Em 1982 foi retirada de sua cidade e levada para Santa Catarina, quando tinha entre 8 e 9 anos de idade, pela psicóloga Maria Leonor Gayotto, mãe de Ana Cristina Gayotto de Borba, esposa do desembargador Jorge Luiz de Borba.
Está há mais de 40 anos em situação análoga à de escravidão com a família Gayotto Borba, ocupando em Florianópolis um espaço periférico da casa. Nunca foi registrada, nem recebeu salário e demais benefícios trabalhistas. A certidão de nascimento foi seu único documento até 2019, quando fez seu RG. CPF só em 2021. Comunicava-se com a família por gestos rudimentares.
Sua mãe biológica nunca mais soube de seu paradeiro, embora tenha se empenhado muito em localizá-la. Morreu em 2016 sem saber se sua filha mais velha estava viva.

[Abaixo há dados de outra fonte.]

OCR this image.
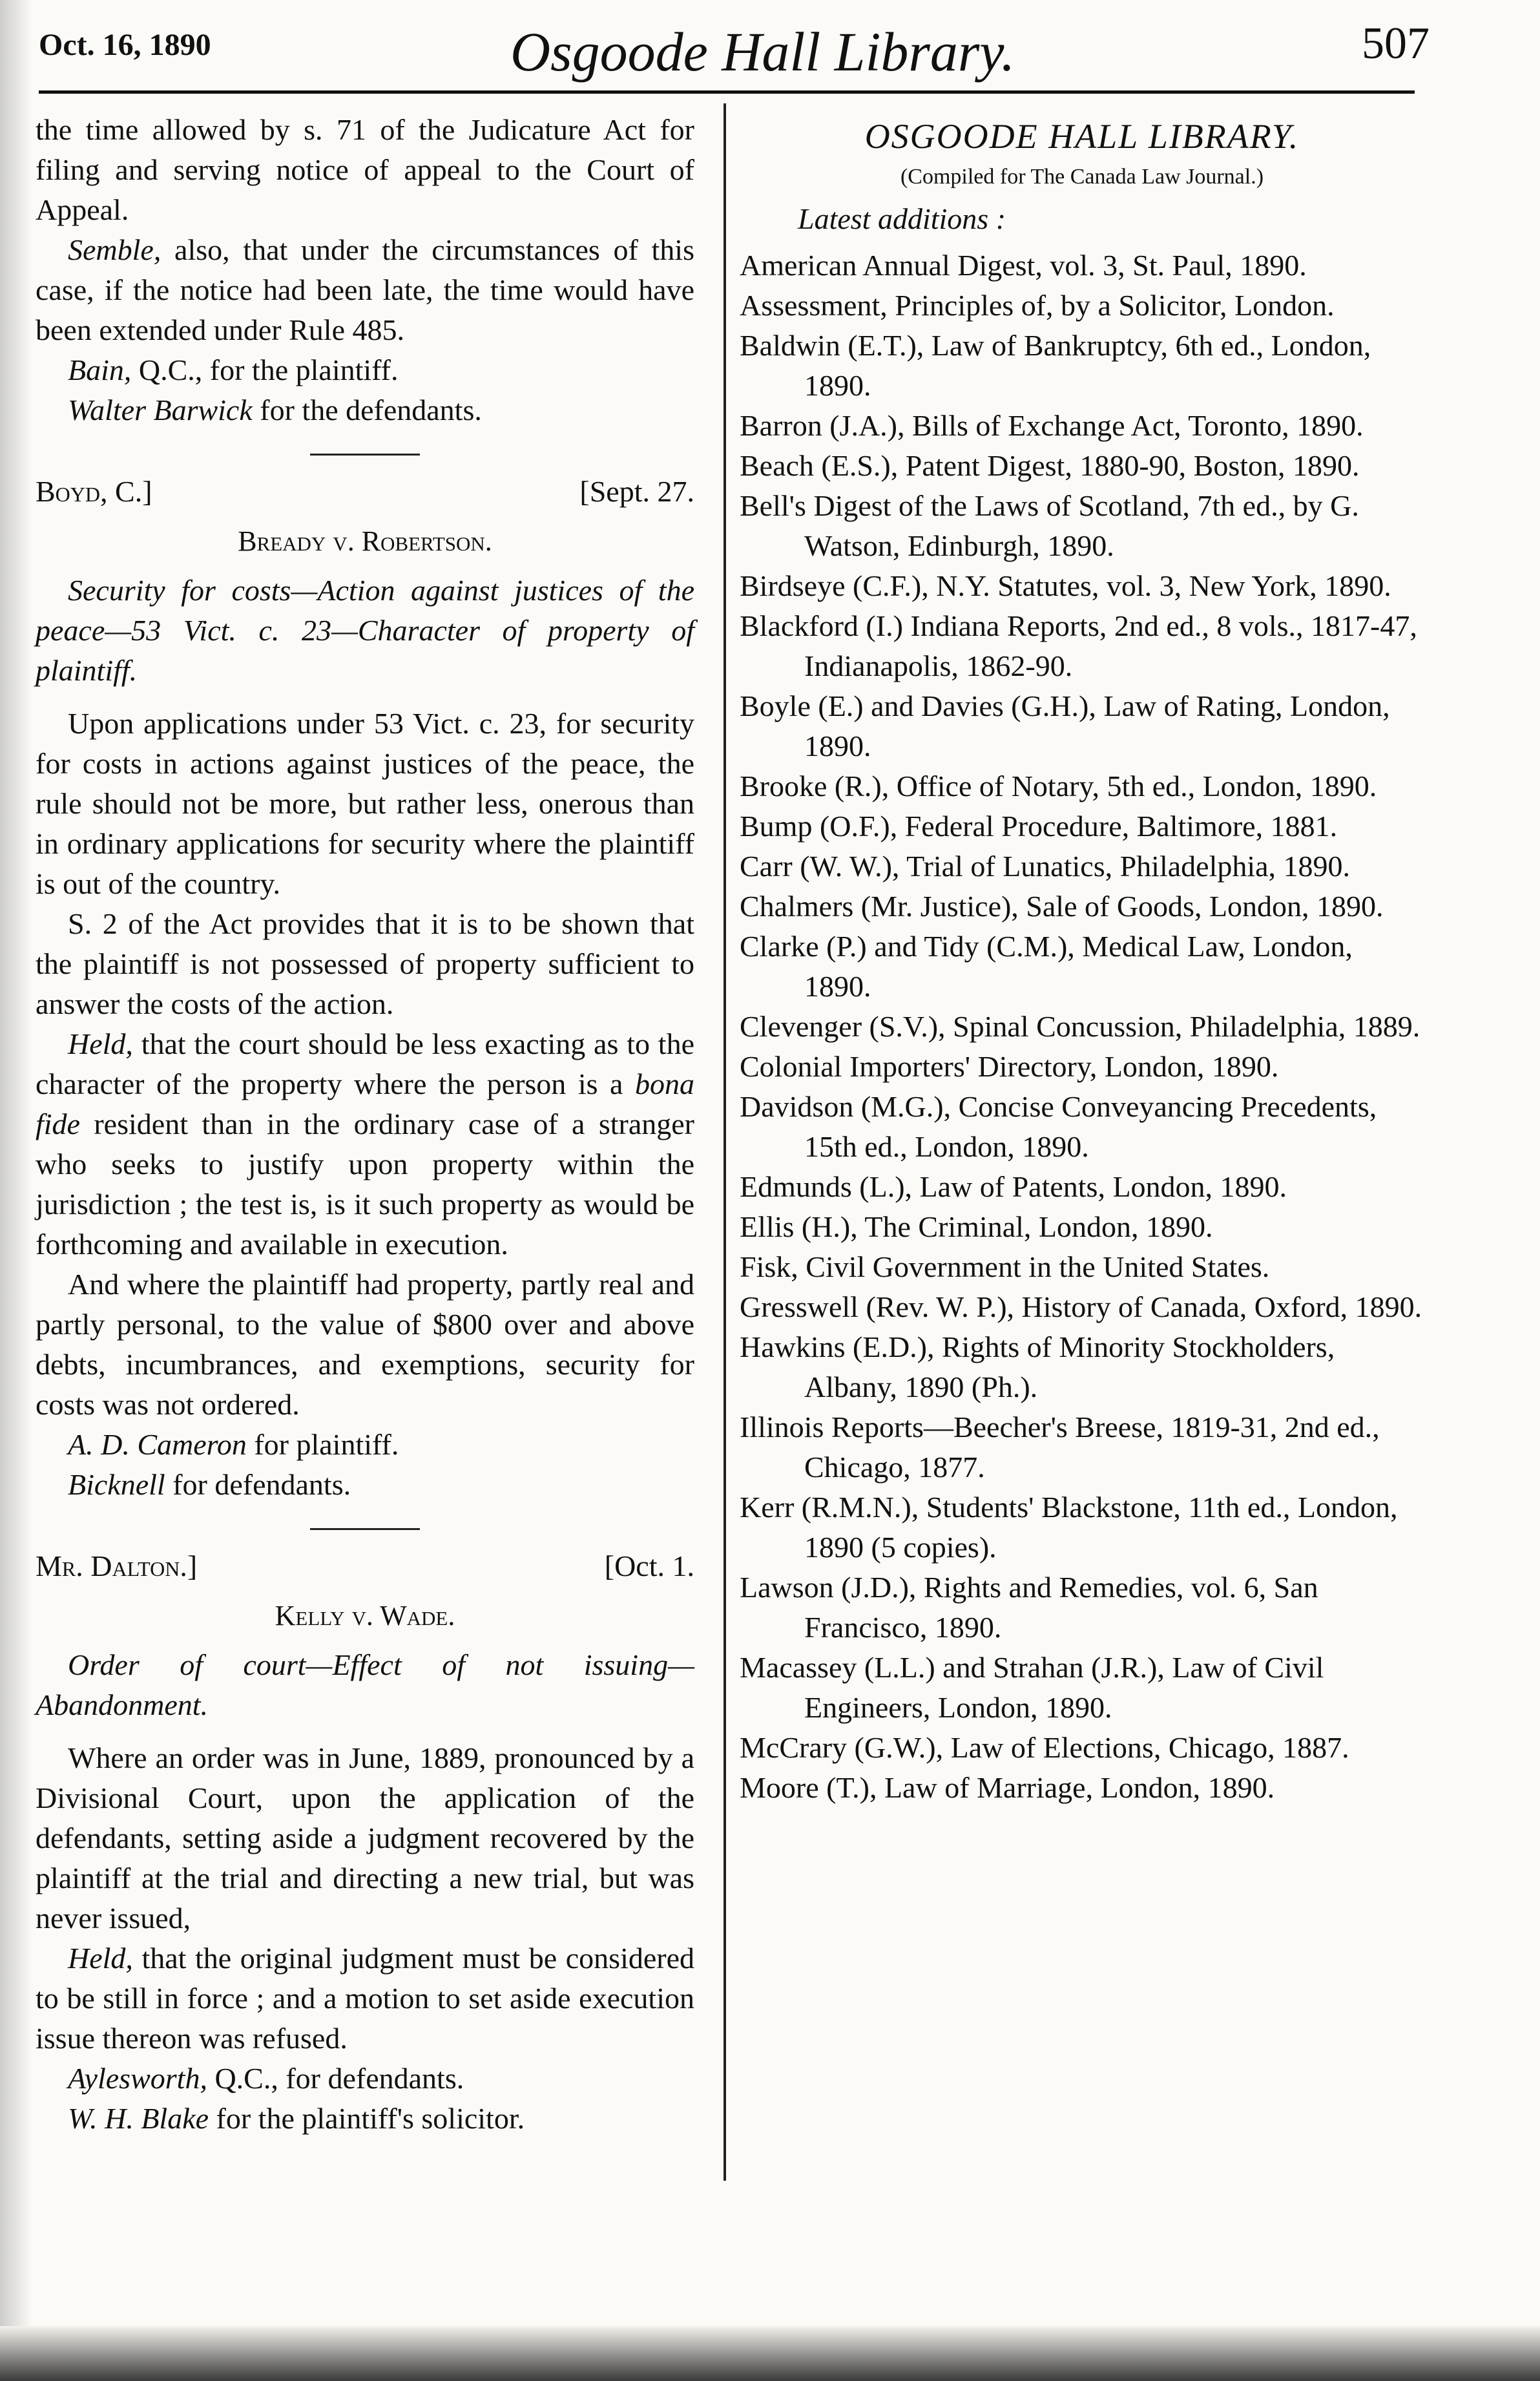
Oct. 16, 1890	Osgoode Hall Library.	507

the time allowed by s. 71 of the Judicature Act for filing and serving notice of appeal to the Court of Appeal.

Semble, also, that under the circumstances of this case, if the notice had been late, the time would have been extended under Rule 485.

Bain, Q.C., for the plaintiff.

Walter Barwick for the defendants.

Boyd, C.]	[Sept. 27.
Bready v. Robertson.

Security for costs—Action against justices of the peace—53 Vict. c. 23—Character of property of plaintiff.

Upon applications under 53 Vict. c. 23, for security for costs in actions against justices of the peace, the rule should not be more, but rather less, onerous than in ordinary applications for security where the plaintiff is out of the country.

S. 2 of the Act provides that it is to be shown that the plaintiff is not possessed of property sufficient to answer the costs of the action.

Held, that the court should be less exacting as to the character of the property where the person is a bona fide resident than in the ordinary case of a stranger who seeks to justify upon property within the jurisdiction ; the test is, is it such property as would be forthcoming and available in execution.

And where the plaintiff had property, partly real and partly personal, to the value of $800 over and above debts, incumbrances, and exemptions, security for costs was not ordered.

A. D. Cameron for plaintiff.

Bicknell for defendants.

Mr. Dalton.]	[Oct. 1.
Kelly v. Wade.

Order of court—Effect of not issuing—Abandonment.

Where an order was in June, 1889, pronounced by a Divisional Court, upon the application of the defendants, setting aside a judgment recovered by the plaintiff at the trial and directing a new trial, but was never issued,

Held, that the original judgment must be considered to be still in force ; and a motion to set aside execution issue thereon was refused.

Aylesworth, Q.C., for defendants.

W. H. Blake for the plaintiff's solicitor.

OSGOODE HALL LIBRARY.
(Compiled for The Canada Law Journal.)
Latest additions :

American Annual Digest, vol. 3, St. Paul, 1890.

Assessment, Principles of, by a Solicitor, London.

Baldwin (E.T.), Law of Bankruptcy, 6th ed., London, 1890.

Barron (J.A.), Bills of Exchange Act, Toronto, 1890.

Beach (E.S.), Patent Digest, 1880-90, Boston, 1890.

Bell's Digest of the Laws of Scotland, 7th ed., by G. Watson, Edinburgh, 1890.

Birdseye (C.F.), N.Y. Statutes, vol. 3, New York, 1890.

Blackford (I.) Indiana Reports, 2nd ed., 8 vols., 1817-47, Indianapolis, 1862-90.

Boyle (E.) and Davies (G.H.), Law of Rating, London, 1890.

Brooke (R.), Office of Notary, 5th ed., London, 1890.

Bump (O.F.), Federal Procedure, Baltimore, 1881.

Carr (W. W.), Trial of Lunatics, Philadelphia, 1890.

Chalmers (Mr. Justice), Sale of Goods, London, 1890.

Clarke (P.) and Tidy (C.M.), Medical Law, London, 1890.

Clevenger (S.V.), Spinal Concussion, Philadelphia, 1889.

Colonial Importers' Directory, London, 1890.

Davidson (M.G.), Concise Conveyancing Precedents, 15th ed., London, 1890.

Edmunds (L.), Law of Patents, London, 1890.

Ellis (H.), The Criminal, London, 1890.

Fisk, Civil Government in the United States.

Gresswell (Rev. W. P.), History of Canada, Oxford, 1890.

Hawkins (E.D.), Rights of Minority Stockholders, Albany, 1890 (Ph.).

Illinois Reports—Beecher's Breese, 1819-31, 2nd ed., Chicago, 1877.

Kerr (R.M.N.), Students' Blackstone, 11th ed., London, 1890 (5 copies).

Lawson (J.D.), Rights and Remedies, vol. 6, San Francisco, 1890.

Macassey (L.L.) and Strahan (J.R.), Law of Civil Engineers, London, 1890.

McCrary (G.W.), Law of Elections, Chicago, 1887.

Moore (T.), Law of Marriage, London, 1890.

Sônia foi libertada aos 49 anos, após cuidadosa investigação que se seguiu a uma denúncia anônima informando que estava submetida à condição de trabalho análogo ao de escravizada. A ação fiscal na casa do Desembargador foi autorizada pelo Ministro Mauro Campbell, do STJ (Superior Tribunal de Justiça). A equipe responsável pela ação fiscal, seguindo o protocolo, em decisão unânime, decidiu pelo resgate e encaminhou a Sra. Sônia para uma Casa de Acolhimento para mulheres em situação de violência doméstica. Lá recebeu atendimento psicológico, assistencial, cuidados médicos e odontológicos, que identificaram perda de dentes; presença de mioma no útero; indicação de possibilidade de uso de aparelho auditivo, obesidade; problemas lombares; inexistência de atendimento no sistema público de saúde, inclusive ausência de ciclos vacinais.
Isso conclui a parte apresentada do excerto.